There's a few jenkins slaves down at the moment, due to I believe one or two cloudvirt hosts being down. Among others integration-castor03 is down, which seems to be causing all jobs depending on castor-save-workspace-cache to be waiting indefinitely.
|Resolved||thcipriani||T216039 jenkins / zuul backing up due to jenkins slaves down|
|Open||None||T216244 Don't hardcode castor url in castor docker container|
|Resolved||jeena||T213806 Migrate wikimedia-portals-build to Docker container|
|Resolved||Jdforrester-WMF||T237479 Update the wikimedia-portals repo's CI/linting code for various security issues|
|Resolved||Jdrewniak||T247996 Fix issues with Gulp 4 migration|
|Resolved||Addshore||T210286 Create docker based CI job to build the wikidata-query-gui|
|Declined||None||T192006 wdqs-frontend docker image should (BLUBBER) rebuild automatically when a new patch is pushed to master|
|Resolved||Addshore||T209206 Wikidata Query GUI (wikidata/query/gui) fails tests on initial clone on Debian|
|Declined||None||T209292 Create a wmf production ready nginx image|
Ugh. For the moment (while integration-castor03 is down) I've modified castor-save-workspace-cache to be a no-op (exit 0) and run on nodes labeled blubber (of which there are 13).
The queue seems to have cleared fairly quickly.
Currently castor-save-workspace-cache is used to archive the cache for jobs so that future jobs will be faster, so it's not 100% critical that it function. I've run into this before (attempting to safe-restart Jenkins and having jobs hang indefinitely since they are unable to start new jobs). Ideally, the castor-save-workspace job would some timeout in waiting for job execution to be scheduled. Unsure how to implement that offhand. Adding @dduvall to see if he has thoughts or magic to offer.

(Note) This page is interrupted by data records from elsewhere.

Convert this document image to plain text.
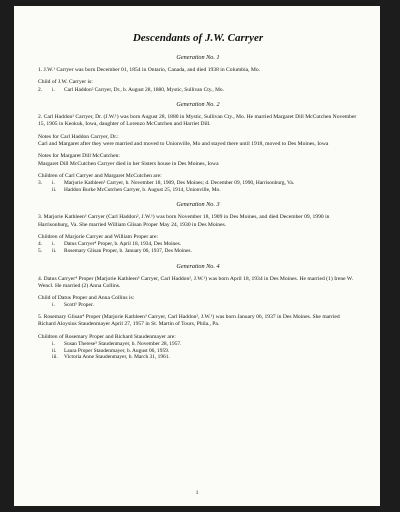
Descendants of J.W. Carryer
Generation No. 1

1. J.W.¹ Carryer was born December 01, 1854 in Ontario, Canada, and died 1938 in Columbia, Mo.

Child of J.W. Carryer is:

2.	i.	Carl Haddon² Carryer, Dr., b. August 28, 1880, Mystic, Sullivan Cty., Mo.
Generation No. 2

2. Carl Haddon² Carryer, Dr. (J.W.¹) was born August 28, 1880 in Mystic, Sullivan Cty., Mo. He married Margaret Dill McCutchen November 15, 1905 in Keokuk, Iowa, daughter of Lorenzo McCutchen and Harriet Dill.

Notes for Carl Haddon Carryer, Dr.:

Carl and Margaret after they were married and moved to Unionville, Mo and stayed there until 1918, moved to Des Moines, Iowa

Notes for Margaret Dill McCutchen:

Margaret Dill McCutchen Carryer died in her Sisters house in Des Moines, Iowa

Children of Carl Carryer and Margaret McCutchen are:

3.	i.	Marjorie Kathleen³ Carryer, b. November 18, 1909, Des Moines; d. December 09, 1990, Harrisonburg, Va.
ii.	Haddon Burke McCutchen Carryer, b. August 25, 1914, Unionville, Mo.
Generation No. 3

3. Marjorie Kathleen³ Carryer (Carl Haddon², J.W.¹) was born November 18, 1909 in Des Moines, and died December 09, 1990 in Harrisonburg, Va. She married William Glisan Proper May 24, 1930 in Des Moines.

Children of Marjorie Carryer and William Proper are:

4.	i.	Datus Carryer⁴ Proper, b. April 18, 1934, Des Moines.
5.	ii.	Rosemary Glisan Proper, b. January 06, 1937, Des Moines.
Generation No. 4

4. Datus Carryer⁴ Proper (Marjorie Kathleen³ Carryer, Carl Haddon², J.W.¹) was born April 18, 1934 in Des Moines. He married (1) Irene W. Wencl. He married (2) Anna Collins.

Child of Datus Proper and Anna Collins is:

i.	Scott⁵ Proper.

5. Rosemary Glisan⁴ Proper (Marjorie Kathleen³ Carryer, Carl Haddon², J.W.¹) was born January 06, 1937 in Des Moines. She married Richard Aloysius Staudenmayer April 27, 1957 in St. Martin of Tours, Phila., Pa.

Children of Rosemary Proper and Richard Staudenmayer are:

i.	Susan Therese⁵ Staudenmayer, b. November 28, 1957.
ii.	Laura Proper Staudenmayer, b. August 06, 1959.
iii.	Victoria Anne Staudenmayer, b. March 31, 1961.
1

Built a new integration-castor and undid my dirty hacks to the castor-save-* jobs. Lowering priority but leaving open: we need a way to ensure that non-essential parts of a build (like saving the cache) will alert ci-folks, but not stop ci from working.
We can resolve this task since Tyler did the emergency action. The castor-save job could not be triggered due to lack of a Jenkins agent to run on which in turns caused a lot of jobs to be blocked while waiting for the job to complete
Indeed most jobs in gate-and-submit end up triggering the castor-save job. That should be refactored there are few possibilities:
- add a --contimeout to rsync when doing the save
- find out whether we can timeout a job when there are no agents available (I doubt it is possible)
- as a post merge job
- by polling the scm and refreshing the cache
- by using a local caching proxy instead of our homemade rsync based storage ( T147635 )